Nine powers to aid you in your quest …
But there were only eight objects in the bag. Sonia was convinced that the Fellan Edelle had meant that the crystal possessed two powers—the power to light the darkness and the power to see through solid objects. Yet for some reason this answer did not quite satisfy Rye.
He closed his eyes, letting his thoughts wander. The wagon ground on along the track, shuddering and roaring like a beast. A memory of riding to Fleet in FitzFee’s cart slid into Rye’s mind. The only sounds on that journey beyond the golden Door had been the clip-clopping of the old mare’s hooves on the road and the sound of FitzFee and his little daughter singing. It had been far more pleasant than this.
Dirk and Sonia were already asleep, and despite the noise of the wagon, the prickliness of the sacks at his back and the loud, monotonous humming of the trader at the wheel, Rye soon joined them.

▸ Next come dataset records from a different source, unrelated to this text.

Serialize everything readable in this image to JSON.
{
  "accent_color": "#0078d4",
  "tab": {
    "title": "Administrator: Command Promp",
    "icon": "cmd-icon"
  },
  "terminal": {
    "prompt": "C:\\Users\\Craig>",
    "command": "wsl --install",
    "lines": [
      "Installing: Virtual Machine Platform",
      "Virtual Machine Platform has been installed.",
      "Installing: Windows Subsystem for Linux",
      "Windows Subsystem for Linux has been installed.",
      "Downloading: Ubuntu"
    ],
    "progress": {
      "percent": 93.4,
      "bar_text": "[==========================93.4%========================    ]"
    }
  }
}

They slept the sleep of exhaustion and relief, secure in the knowledge that hours must pass before they would have to wake.
They did not hear the soft rasping as four lumpy sacks labelled Nanny’s Pride Tarny Roots were slit open from the inside. They did not hear the tiny sounds of four small, chunky figures sliding out of their long confinement, standing up in the darkness, and stretching cramped limbs.
They did not hear Four-Eyes the trader’s brief struggle as a white pad reeking of something sweet was clapped over his mouth and nose from behind. And they did not stir as one of the small figures took the wheel of the wagon while Four-Eyes’ slumped body was dragged from the driver’s seat.
It all happened in moments. The noises of the wagon did not alter. Snaffle the clink, fast asleep behind the metal box, did not stir.
And so it was that when strong hands seized Rye, Sonia and Dirk, they were taken completely by surprise.